4) Battery life will suffer.
This would be a true statement if H.264 were implemented everywhere. Many video providers haven’t moved to H.264 and for that reason HTML 5 is out of reach so they stick with Flash and I’m not just talking about the Pr0n industry. More importantly, there’s no precedent that this matters for applications. Trapster is a GPS application that I’ve written about before. It eats battery for breakfast, lunch and dinner but provides the user with a valuable application. Almost all of those 50,000+ games he mentions eat battery. My kids will attest to the drain that games put on their iTouches. So why should the battery life standard be held up in front of Adobe’s Flash player when other apps get a pass? We have to go back to point 1 to find the answer to this. Hint, it’s not about open software.
5) Flash apps are not built for Touch.
What!! Flash is used to generate all sorts of user interfaces. Scaleform uses it to build a large number of game UIs for PCs, Xboxes, PS3s and more. It’s true that the mouseover is something that many Flash applications use when the application is designed for the PC or a device with a mouse but to rewrite your entire application in a new language because an input mechanism isn’t supported on the target device makes no sense to anyone who has programmed a non-trivial application. Apps can be adapted for touch based interfaces and that says nothing of being able to use Flash without resorting to the use of mouseovers which is entirely possible.
6) Third party development tools provide for inferior applications.

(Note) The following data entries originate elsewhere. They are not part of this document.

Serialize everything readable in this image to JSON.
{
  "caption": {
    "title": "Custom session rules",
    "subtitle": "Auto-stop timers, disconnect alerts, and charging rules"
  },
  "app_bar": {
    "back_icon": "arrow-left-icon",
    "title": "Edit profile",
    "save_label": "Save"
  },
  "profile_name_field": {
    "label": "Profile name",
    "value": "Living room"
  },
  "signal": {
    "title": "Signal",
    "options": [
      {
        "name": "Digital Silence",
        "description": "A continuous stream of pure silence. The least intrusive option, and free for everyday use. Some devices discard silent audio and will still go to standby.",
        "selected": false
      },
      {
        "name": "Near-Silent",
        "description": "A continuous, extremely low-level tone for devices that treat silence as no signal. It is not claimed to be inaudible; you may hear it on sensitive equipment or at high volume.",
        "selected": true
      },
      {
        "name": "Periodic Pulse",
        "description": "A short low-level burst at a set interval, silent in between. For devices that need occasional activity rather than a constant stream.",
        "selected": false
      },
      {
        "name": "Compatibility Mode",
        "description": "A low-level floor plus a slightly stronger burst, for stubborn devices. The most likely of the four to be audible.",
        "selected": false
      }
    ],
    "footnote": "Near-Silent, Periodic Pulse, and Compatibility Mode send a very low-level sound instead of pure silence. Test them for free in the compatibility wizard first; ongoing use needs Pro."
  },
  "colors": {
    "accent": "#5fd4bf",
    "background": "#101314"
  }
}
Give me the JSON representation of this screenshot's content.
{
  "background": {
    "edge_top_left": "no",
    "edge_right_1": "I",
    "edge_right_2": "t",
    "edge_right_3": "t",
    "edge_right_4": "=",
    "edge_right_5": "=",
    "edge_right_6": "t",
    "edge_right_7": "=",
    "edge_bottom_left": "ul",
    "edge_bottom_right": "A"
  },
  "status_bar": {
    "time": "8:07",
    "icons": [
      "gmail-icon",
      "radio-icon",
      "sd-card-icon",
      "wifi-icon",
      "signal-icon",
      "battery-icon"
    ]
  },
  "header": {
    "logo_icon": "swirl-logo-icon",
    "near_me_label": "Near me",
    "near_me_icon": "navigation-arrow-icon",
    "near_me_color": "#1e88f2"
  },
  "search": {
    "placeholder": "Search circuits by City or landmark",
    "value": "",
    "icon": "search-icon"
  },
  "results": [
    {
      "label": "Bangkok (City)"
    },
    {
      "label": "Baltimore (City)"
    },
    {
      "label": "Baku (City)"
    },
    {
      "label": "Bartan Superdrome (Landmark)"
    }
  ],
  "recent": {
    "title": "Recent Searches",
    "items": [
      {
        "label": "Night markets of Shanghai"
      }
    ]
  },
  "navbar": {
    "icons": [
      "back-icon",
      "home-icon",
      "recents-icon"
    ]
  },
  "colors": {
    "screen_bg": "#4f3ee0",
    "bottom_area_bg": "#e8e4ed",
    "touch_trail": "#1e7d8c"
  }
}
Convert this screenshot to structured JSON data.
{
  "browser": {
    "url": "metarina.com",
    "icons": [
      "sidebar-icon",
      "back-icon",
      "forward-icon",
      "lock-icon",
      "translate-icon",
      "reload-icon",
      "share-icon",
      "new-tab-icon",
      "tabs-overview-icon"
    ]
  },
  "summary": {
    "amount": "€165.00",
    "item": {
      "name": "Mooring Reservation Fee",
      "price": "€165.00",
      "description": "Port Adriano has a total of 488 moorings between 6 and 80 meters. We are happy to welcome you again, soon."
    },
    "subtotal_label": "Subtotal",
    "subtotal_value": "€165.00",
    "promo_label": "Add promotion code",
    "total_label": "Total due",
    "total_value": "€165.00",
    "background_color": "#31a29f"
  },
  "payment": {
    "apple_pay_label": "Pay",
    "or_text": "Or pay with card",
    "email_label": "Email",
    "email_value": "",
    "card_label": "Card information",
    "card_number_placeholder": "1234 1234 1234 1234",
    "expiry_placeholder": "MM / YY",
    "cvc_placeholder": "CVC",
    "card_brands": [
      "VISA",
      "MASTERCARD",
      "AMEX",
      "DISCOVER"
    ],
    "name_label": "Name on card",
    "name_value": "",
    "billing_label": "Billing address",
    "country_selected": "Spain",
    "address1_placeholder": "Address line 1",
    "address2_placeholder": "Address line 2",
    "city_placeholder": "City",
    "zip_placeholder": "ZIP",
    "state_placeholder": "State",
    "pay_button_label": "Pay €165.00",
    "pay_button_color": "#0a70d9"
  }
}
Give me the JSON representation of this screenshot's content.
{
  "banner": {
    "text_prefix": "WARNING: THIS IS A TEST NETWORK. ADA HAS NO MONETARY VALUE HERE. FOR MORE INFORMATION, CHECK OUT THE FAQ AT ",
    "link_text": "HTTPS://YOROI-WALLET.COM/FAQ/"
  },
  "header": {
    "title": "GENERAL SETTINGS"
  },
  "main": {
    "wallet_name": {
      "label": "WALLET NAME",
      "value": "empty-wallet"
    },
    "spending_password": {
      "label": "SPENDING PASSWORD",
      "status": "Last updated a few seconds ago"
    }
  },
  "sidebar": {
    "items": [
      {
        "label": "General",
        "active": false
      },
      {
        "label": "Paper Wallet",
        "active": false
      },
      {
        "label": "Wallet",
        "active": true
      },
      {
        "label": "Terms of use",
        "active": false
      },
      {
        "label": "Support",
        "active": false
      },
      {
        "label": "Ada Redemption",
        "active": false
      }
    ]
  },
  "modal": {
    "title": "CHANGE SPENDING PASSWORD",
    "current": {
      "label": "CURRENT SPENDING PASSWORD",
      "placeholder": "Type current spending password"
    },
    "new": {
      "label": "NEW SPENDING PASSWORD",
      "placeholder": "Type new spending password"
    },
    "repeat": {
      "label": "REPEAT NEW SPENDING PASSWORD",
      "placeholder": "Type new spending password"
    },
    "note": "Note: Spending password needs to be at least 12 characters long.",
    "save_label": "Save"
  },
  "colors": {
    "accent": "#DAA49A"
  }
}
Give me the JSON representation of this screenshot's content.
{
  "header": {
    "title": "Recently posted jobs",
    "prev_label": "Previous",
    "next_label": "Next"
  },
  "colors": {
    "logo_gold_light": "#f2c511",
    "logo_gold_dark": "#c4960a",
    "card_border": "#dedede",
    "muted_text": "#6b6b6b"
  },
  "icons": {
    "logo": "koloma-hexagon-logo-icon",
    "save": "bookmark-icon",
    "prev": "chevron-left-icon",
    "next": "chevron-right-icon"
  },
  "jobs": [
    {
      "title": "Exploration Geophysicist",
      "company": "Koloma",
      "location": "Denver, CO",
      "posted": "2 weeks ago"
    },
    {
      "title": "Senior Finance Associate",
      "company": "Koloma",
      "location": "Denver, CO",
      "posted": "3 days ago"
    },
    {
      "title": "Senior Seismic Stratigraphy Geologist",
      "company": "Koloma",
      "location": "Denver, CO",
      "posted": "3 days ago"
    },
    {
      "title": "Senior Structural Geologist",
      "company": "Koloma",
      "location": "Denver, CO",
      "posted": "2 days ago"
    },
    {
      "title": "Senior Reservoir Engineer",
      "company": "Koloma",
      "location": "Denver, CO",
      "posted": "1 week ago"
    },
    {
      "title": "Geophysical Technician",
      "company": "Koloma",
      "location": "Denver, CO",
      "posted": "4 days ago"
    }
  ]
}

I don’t even know where to start on this one. Unity 3D is a 3rd party development tool that is behind almost every smash hit game in that 50,000+ catalog he brags about. The new SDK rules and his statement in this press release kill that application. MonoDevelop from Novell was set to open iPhone development to legions of developers that prefer C# to Objective C. Development for any platform in the history of computing is littered with middleware that makes future development on the platform easier. Steve is placing a huge development obstacle in the way of every developer in the name of following some idealistic paradigm. Steve, you’ll still get fart applications on the App store and more importantly, you might prevent the next Plants vs. Zombies from making it to your platform.
Conclusion
If you read his press release on why Flash is not allowed on the new Apple devices, it reads like a parting of ways between Adobe and Apple. If I’m Adobe, all I heard was “Thanks for helping us sell Macs with your Creative Suite offering but for our future direction, you’re not wanted.” If I’m Adobe, I pull Creative Suite off the shelves for Macs and fight the good fight. If Steve doesn’t want Adobe then Adobe shouldn’t want Apple. The resulting uprising from Mac Creative Suite users will either confirm the move or tell Apple that Adobe has an important place in it’s product line. Come on Adobe. Fight the good fight. Unity 3D and others will thank you for it.
UPDATE 3 May 2010: Apparently, the DoJ and the FTC have had enough of Steve Jobs and his antics. Here come the Anti-trust lawyers. This should have happened sooner.